The birds actively change its diets to fit the foraging site of a particular season. The main vegetation types which characterized to foraging areas of the buzzards varied over the course of the breeding season from paddy fields to levees and grass-arable fields, and eventually to wooded areas. Along with this shift, the main prey of the buzzards changes from frogs to insects. In paddy fields, frogs and small mammals are frequently captured. A variety of prey including frogs, small mammals, lizards, snakes and insects were taken at levees and grass-arable fields. Insects and frogs were captured in woodland areas.

===Breeding===
During the breeding season the grey faced buzzard builds a small stick nest placed in a tree. The tree most of the time being a Japanese tree. In China, nests were typically located in dense coniferous or broad-leafed forest patches with thick shrubs, steep slopes, and a northerly slope aspect. The nest is lined with grass and leaves. Clutch size is 3-4 white eggs with rusty or reddish-brown spots. They breed in eastern China, eastern Russia, Japan, and in winter mainly in Indochina, Malaysia and the Philippines.

The same nest is sometimes used every year until the need of reconstruction arises. Females mostly incubate eggs and nestlings. Males relieve females briefly a few times a day. Eggs hatch from late May to early June about a month after they were laid. Nestlings fledge from late June to early July about 35 days after hatching.
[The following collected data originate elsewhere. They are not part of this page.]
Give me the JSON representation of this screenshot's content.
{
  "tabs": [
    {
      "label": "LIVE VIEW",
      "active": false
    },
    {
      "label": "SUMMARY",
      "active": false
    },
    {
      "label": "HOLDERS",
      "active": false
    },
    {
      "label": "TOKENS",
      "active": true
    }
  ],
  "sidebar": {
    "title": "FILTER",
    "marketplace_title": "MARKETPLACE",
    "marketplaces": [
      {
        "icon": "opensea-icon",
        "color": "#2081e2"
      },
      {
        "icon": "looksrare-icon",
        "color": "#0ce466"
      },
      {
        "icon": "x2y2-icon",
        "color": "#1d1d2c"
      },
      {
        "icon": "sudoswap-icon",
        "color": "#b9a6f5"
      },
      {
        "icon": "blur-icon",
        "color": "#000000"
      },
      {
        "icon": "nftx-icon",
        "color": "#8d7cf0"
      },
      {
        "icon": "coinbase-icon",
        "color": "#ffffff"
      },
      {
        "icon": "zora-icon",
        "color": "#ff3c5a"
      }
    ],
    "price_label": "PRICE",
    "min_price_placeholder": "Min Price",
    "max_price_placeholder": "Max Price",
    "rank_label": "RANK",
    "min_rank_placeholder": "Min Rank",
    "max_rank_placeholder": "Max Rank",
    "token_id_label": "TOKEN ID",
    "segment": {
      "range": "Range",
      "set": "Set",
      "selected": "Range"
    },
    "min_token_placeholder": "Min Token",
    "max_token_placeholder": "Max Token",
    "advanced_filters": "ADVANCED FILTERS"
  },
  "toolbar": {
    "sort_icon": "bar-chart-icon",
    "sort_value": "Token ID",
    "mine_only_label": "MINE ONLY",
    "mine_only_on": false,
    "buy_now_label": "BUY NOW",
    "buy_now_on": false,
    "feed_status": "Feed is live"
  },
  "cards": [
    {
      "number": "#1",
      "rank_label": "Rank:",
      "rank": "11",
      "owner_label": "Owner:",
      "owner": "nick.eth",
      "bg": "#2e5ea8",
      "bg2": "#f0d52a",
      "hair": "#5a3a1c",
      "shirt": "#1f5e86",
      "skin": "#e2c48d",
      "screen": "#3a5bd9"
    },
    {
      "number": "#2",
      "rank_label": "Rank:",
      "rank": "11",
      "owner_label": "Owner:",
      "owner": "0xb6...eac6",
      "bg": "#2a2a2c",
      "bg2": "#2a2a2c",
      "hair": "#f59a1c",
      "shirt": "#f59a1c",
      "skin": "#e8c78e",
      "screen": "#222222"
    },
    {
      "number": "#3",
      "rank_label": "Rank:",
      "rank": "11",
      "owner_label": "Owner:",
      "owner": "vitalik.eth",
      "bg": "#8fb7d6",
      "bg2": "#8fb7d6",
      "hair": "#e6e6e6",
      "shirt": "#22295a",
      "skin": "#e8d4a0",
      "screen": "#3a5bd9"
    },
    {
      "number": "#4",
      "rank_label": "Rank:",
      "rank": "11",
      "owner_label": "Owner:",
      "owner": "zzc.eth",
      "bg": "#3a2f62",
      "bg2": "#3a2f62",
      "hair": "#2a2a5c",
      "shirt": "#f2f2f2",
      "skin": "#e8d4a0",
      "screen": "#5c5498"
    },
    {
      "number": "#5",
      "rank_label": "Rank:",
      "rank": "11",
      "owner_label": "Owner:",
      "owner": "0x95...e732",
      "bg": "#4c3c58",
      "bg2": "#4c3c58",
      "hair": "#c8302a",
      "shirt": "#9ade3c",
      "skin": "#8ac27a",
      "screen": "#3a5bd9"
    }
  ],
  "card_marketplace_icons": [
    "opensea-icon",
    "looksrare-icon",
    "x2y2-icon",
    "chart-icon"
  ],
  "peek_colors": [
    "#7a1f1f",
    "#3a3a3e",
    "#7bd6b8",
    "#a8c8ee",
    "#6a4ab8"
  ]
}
Fledglings are fed by the parent birds around the nest for about two weeks, and then become independent, starting to move a long distance.
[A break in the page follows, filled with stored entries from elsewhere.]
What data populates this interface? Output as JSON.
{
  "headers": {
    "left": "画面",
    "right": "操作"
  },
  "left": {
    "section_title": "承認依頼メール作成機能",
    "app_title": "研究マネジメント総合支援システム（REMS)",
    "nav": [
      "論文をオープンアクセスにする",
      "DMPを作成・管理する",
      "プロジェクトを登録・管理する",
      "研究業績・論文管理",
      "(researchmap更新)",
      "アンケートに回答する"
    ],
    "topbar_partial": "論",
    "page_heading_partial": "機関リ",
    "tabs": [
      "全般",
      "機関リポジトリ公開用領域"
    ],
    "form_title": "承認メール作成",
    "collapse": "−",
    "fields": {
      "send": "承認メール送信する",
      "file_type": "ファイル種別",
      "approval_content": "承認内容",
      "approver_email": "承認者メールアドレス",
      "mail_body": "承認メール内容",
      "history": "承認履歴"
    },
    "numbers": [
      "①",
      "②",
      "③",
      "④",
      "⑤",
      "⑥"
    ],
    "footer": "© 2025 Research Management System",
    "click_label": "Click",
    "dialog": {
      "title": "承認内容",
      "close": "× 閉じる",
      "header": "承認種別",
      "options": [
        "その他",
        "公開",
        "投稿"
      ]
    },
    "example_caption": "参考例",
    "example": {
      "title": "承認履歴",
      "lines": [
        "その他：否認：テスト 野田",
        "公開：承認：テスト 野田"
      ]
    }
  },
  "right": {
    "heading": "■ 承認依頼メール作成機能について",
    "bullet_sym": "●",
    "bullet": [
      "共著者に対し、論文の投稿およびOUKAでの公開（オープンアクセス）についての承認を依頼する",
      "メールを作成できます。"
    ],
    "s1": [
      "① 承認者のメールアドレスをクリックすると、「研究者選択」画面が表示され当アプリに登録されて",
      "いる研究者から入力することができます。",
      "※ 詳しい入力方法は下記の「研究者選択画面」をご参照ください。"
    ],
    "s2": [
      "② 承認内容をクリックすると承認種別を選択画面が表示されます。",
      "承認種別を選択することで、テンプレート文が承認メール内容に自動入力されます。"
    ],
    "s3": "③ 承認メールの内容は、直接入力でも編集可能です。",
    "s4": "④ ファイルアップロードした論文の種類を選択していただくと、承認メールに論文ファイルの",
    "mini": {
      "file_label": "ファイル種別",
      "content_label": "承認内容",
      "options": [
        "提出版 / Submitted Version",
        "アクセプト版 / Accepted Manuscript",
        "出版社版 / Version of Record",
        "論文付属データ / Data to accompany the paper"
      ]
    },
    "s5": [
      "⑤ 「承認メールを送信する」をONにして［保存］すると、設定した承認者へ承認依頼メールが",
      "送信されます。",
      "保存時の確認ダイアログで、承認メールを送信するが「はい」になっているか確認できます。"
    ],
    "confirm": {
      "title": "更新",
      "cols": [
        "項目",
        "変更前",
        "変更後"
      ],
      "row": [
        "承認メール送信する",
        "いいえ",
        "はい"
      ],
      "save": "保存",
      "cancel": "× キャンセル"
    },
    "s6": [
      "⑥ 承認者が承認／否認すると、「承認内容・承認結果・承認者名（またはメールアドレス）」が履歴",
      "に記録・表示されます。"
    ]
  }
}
==Relationship to humans==
Historically, the greatest threat to the grey-faced buzzard in Taiwan has been the uncontrolled hunting of the species in the Baguashan and Hengchun Peninsula areas. Hunting and trapping of grey-faced buzzard in the Baguashan and Hengchun Peninsula areas has gone on for Generations. The Wild Bird Society of Japan and other concerned organizations successfully brought about legislation in Japan that effectively put an end to the importation of raptor skins and the demand for Taiwan grey faced buzzard skins faded.

==Conservation status==
Grey-faced buzzards were designated as a "Vulnerable" species in December 2006 in Japan. Few concrete protective measures have been taken, however, partly because about 90% of the breeding grounds are privately owned and 75% are not legally protected for wildlife. A basic plan for "Creating a wood Grey-faced buzzards can live" by Toyota City of Aichi Pref. is remarkable. In the Toyota natural Observation Woods, which contain a Satoyama Landscape with Yatsuda, Toyota City has taken the initiative in creating the habitat of frogs grey-faced buzzards prey on and maintaining their foraging grounds by weeding and water management of private fallow rice fields. The conservation of birds of prey with large home range, such as grey-faced buzzards would be promoted by the active involvement of local and regional governments in maintaining an entire local ecosystem including private land in various regions of Japan.